One key limitation of this study may relate to the validity of the ANS assumptions. For example, raising the sensor quality of individual student readings may require heavier clinical equipment and other methodological considerations. While the assumptions may be debated, heavier clinical equipment, on the other hand presents a challenging trade-off in interference with the naturalistic educational setting, as attachment of electrodes in electrocardiography methods have invasive elements such as movement restriction, skin irritations or skin injuries (Hogan & Baucom, Citation2016; Hoog Antink et al., Citation2021).
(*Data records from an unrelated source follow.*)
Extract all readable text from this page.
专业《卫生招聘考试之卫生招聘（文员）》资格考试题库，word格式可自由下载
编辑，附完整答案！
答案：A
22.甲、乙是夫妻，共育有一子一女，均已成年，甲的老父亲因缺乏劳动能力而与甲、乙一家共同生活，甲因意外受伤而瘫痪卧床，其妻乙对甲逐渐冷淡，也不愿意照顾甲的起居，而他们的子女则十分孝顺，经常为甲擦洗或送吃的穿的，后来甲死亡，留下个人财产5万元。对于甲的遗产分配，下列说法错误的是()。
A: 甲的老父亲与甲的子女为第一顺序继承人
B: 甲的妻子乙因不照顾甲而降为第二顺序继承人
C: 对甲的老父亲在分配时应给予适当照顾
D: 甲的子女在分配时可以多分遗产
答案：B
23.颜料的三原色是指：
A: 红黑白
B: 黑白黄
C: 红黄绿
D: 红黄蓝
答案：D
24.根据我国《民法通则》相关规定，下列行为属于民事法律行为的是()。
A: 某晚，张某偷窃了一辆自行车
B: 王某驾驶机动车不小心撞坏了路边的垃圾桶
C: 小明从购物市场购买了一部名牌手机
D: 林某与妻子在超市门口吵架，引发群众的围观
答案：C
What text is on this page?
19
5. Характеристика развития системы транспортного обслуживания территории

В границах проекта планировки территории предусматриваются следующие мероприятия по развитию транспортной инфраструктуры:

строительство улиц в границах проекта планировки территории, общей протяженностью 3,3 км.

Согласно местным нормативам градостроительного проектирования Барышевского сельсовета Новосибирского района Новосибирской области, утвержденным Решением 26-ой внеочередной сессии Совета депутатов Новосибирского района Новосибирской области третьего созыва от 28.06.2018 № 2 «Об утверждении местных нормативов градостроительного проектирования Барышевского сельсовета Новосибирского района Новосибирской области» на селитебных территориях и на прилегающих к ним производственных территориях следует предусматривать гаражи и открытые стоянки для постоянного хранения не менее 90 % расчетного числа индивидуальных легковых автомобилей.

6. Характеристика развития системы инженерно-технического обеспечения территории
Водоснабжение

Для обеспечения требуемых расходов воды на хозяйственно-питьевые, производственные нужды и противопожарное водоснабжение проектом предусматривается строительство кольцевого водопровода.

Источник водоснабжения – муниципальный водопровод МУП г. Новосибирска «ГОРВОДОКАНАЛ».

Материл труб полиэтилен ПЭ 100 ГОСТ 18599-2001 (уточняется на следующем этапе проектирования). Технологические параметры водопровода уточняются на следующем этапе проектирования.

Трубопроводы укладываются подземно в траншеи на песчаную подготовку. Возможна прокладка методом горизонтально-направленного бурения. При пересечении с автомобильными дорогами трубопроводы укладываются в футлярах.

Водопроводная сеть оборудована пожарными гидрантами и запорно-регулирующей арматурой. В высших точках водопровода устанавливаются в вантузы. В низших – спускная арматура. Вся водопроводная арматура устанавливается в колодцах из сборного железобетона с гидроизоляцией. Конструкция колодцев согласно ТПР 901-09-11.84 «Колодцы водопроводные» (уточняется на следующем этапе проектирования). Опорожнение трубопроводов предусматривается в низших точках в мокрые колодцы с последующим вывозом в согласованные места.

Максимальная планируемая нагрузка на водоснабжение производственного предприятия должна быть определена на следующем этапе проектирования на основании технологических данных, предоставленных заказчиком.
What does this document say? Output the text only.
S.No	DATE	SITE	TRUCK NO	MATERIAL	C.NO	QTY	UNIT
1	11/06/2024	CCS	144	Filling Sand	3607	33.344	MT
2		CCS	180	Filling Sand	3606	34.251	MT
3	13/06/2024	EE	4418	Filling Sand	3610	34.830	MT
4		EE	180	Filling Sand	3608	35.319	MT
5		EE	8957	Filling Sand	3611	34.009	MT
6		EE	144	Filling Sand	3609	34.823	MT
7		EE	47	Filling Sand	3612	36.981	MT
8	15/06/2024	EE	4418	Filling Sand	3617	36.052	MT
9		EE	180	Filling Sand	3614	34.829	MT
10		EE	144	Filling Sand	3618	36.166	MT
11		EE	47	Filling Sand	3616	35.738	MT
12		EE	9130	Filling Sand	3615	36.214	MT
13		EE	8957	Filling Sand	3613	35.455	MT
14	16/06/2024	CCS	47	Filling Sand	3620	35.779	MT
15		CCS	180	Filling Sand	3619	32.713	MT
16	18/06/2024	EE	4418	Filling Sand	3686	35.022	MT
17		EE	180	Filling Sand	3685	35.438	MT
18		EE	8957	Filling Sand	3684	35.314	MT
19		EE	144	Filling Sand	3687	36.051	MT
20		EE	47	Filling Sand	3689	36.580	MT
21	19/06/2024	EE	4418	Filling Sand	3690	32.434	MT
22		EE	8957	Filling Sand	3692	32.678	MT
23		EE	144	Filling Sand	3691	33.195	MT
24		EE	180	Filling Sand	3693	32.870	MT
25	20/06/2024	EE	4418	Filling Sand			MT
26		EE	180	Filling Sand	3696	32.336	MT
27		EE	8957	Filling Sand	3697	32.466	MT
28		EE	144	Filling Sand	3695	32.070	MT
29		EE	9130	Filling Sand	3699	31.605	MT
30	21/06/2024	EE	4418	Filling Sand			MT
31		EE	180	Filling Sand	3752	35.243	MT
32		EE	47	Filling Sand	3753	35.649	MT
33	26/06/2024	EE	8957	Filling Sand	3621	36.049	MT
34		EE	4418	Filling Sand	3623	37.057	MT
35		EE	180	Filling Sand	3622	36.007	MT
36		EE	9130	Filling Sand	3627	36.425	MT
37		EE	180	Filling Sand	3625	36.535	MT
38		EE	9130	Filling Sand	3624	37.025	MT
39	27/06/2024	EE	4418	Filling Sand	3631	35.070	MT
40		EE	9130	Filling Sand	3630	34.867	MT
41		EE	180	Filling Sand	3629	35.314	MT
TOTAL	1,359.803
However, this trade-off limits other uses of findings that may stumble upon risks of reliability, which scientific research that utilises less visually intuitive but more extensive statistical analysis could alleviate, such as spectral analysis (Akselrod et al., Citation1981; Hoog Antink et al., Citation2021), with synthesised modelling or multivariate computations across student group physiology correspondence and pairing, or curricular activities, or classroom interiors. These considerations could further combine perceptions from students’ self-reports, absent in this study and called out for in the literature, e.g. (Larmuseau et al., Citation2020).

Further Research

The findings and its PPG smartband methodology outline objective ANS stress measurements of a primary education student group with intuitive MMLA visualisations for actionable PBIS curriculum activity adjustments. One especially notable finding in this study was observable and consistent intensity spikes during activity shifts, which may have the potential for applications in research relating to students’ executive function (Bishara & Kaplan, Citation2022). Overall, the data has clear implications for future development, such as the proposed PBIS LA dashboard for teachers in a classroom, with innovative SWPBS implementations. The proposed dashboard relates to the, according to Cusumano and Preston (Citation2021), needed aid for contextually identifying exactly when to execute PBIS actions.

While the presented results are promising, the proposed smartband methodology for primary education classrooms is still in its infancy and, therefore, not yet suitable to implement at scale for teachers. It is therefore necessary that further research focus on a bigger scope that includes environmental stressors, for example, to emphasise scalability. Additionally, ANS assumptions related to the behavioural mode variables may require further investigation for the scalability of the findings. However, if systematic challenges (most notably, ethical and validity details) are handled, the findings of this article serve as an empirical basis for viable cost-effective solutions with advantages to a greater understanding of student learning. This understanding would benefit the lives of students with SEN through the continued hard work and iterated implementations of teachers conducting PBIS, practitioners of SWPBS, and researchers in the learning sciences.

Disclosure Statement

No potential conflict of interest was reported by the author(s).